I kissed him, a soft brush of lips, mindful that I had drunk enough vodka to compromise my restraint. “I have always wanted to stay, if that helps.”
Cam hummed against my mouth. “Everything about you helps. I wouldn’t be here without you.”
Now that, I had no trouble believing, but I did not want to think about all the ways he could’ve died in the last decade. My Christmas spirit had never been born, but it was not the day for maudlin thoughts. “Who did you draw in the secret Santa?”
“Ranger.”
“What did you get him?”
“You’ll have to wait and see.”
Or not, as it turned out. Rubi gave Nash a set of neon-pink underpants with #daddykinkemblazoned on the back. With children in the room, the joke was short-lived, and I reached into my pocket for the small velvet box I’d carried all day.
Ivy rushed to snatch it from me and deliver it to our matriarch.
Orla grinned, opening the box. “Brother, you are too kind.”
I was not. In truth, this ritual bemused me, and the rules, a price-limited gift or a heartfelt gesture—which explained Saint’s fabled purchase of a one-way plane ticket for Cracker Delaney—had proved inconvenient when I’d drawn Orla’s name. I did not care for rules. And I would only ever serve one queen. So I bought Orla diamonds and ignored Rubi’s huffing and almost missed the handwritten note Cam passed to Ranger.
Ranger read the scrawled words. Then he folded the note and stuffed it in his pocket. “Ta very much.”
That was it, and the nomad was unmoved by the silence that followed, leaving me to study Cam’s wry grin and wonder what my kind-hearted biker boy had done.
Liliana nudged her step-father with her sharp elbow. “Dad, give River his.”
Embry obliged. An iron forged coin with the number of days River had abstained from his ketamine habit carved into it.
“Look at that.” Rubi drew River to his side and kissed him. “Fucking best days of my life.”
Mine too, or maybe it was the vodka. Either way, I was relieved that it was time to turn the lights down, put a ridiculous film on, and be quiet.
I gave up my seat on the couch to Rubi.
Viktor moved for Cam and went outside. Ranger followed. I looked for Saint and found him in an armchair, Ivy dozing against him while Liliana had curled up with Mateo.

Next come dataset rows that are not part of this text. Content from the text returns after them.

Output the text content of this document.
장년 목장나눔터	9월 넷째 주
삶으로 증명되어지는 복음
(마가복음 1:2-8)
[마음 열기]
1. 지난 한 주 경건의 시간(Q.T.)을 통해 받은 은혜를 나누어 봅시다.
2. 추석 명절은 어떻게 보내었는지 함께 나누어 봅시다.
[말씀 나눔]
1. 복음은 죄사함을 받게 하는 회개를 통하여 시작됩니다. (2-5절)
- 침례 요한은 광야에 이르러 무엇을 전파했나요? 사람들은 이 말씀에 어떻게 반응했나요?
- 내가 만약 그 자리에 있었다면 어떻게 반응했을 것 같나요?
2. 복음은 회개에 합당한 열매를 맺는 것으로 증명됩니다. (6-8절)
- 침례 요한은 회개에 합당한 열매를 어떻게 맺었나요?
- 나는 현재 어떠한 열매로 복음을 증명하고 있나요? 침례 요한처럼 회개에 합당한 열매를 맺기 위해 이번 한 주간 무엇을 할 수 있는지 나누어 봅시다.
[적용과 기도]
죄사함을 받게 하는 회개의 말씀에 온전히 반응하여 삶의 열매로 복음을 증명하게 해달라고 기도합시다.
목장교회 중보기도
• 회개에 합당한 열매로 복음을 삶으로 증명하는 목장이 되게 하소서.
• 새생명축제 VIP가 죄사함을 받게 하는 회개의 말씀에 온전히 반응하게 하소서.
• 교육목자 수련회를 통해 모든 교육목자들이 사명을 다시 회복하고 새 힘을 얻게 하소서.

Hope was the only child awake, playing with a bowl of pink sand under Nash’s care while Orla and Locke slept on the other couch.
I expected Cam and Rubi to nap too—they had barely sat down all day. But they bickered about the stupid film instead, reciting a script I recognised from Rubi’s vernacular.
Good journey.
But was it over?
It did not feel so.
The hour grew late. More food came out. More singing, and the unsurprising discovery that Folk Whitlock was a card shark to rival the nomad’s precious babushka.
Ranger gave Rubi his present as consolation for his loss.
Another scrawled note.
Rubi read it and hooted with laughter. “I’ll fucking hold you to that. And bring Vicky.”
I glanced at Viktor.
He shrugged. “An IOU. For Asher to attend Rubi’s yoga classes?—”
“Oneclass.” Ranger folded his long body back to the spot on the carpet he’d occupied most of the day. “And you’re definitely fucking coming.”